The New Danger of Thirdhand Smoke: Why Passive Smoking Does Not Stop at Secondhand Smoke

"Passive smoking exposure is a topic of great concern for public health because of its well-known adverse effects on human health (International Agency for Research on Cancer 2004). Two news articles on this topic were published in the February 2011 issue of Environmental Health Perspectives (Burton 2011; Lubick 2011). Lubick (2011) discussed the global health burden of secondhand smoke, and Burton (2011)emphasized a new and alarming consequence of 
smoking in indoor environments—“thirdhand smoke”—a term first coined in 2006 (Szabo 2006).

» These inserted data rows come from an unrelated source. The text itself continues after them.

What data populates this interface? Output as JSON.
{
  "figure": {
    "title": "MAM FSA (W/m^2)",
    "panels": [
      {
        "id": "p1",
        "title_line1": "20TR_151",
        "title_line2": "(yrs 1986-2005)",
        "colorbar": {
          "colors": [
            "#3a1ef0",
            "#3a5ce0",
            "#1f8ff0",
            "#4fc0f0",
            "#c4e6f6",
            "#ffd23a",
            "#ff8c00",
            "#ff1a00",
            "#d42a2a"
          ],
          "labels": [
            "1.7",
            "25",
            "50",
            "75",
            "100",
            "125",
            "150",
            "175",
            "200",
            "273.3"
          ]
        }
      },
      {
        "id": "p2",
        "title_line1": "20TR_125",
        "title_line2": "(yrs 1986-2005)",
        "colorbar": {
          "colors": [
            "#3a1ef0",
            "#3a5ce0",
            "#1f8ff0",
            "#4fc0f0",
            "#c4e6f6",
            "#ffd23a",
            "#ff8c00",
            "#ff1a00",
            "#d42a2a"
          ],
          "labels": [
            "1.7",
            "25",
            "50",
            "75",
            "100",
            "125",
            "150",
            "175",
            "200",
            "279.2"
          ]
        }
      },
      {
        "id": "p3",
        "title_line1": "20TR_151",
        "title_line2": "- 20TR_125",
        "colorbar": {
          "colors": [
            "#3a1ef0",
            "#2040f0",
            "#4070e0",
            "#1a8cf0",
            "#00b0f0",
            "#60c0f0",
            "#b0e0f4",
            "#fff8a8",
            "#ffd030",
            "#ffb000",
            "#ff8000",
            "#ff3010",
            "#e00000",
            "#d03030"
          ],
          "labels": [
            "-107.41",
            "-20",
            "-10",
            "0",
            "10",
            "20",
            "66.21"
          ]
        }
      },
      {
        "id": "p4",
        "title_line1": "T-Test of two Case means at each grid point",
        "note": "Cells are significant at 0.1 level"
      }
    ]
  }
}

"Thirdhand smoke is a complex phenomenon resulting from residual tobacco smoke pollutants that adhere to the clothing and hair of smokers and to surfaces, furnishings, and dust in indoor environments. These pollutants persist long after the clearing of secondhand smoke. They are reemitted into the gas phase or react with oxidants or other compounds present in the environment to form secondary contaminants, some of which are carcinogenic or otherwise toxic for human health (Matt et al. 2011). Thus, thirdhand smoke exposure consists of unintentional intake (mainly through inhalation but also via ingestion and dermal routes) of tobacco smoke and other related chemicals that occurs in the absence of concurrent smoking. Exposure can even take place long after smoking has ceased, through close contact with smokers and in indoor environments in which tobacco is regularly smoked.

Citation: Protano C, Vitali M 2011. The New Danger of Thirdhand Smoke: Why Passive Smoking Does Not Stop at Secondhand Smoke. Environ Health Perspect 119:a422-a422.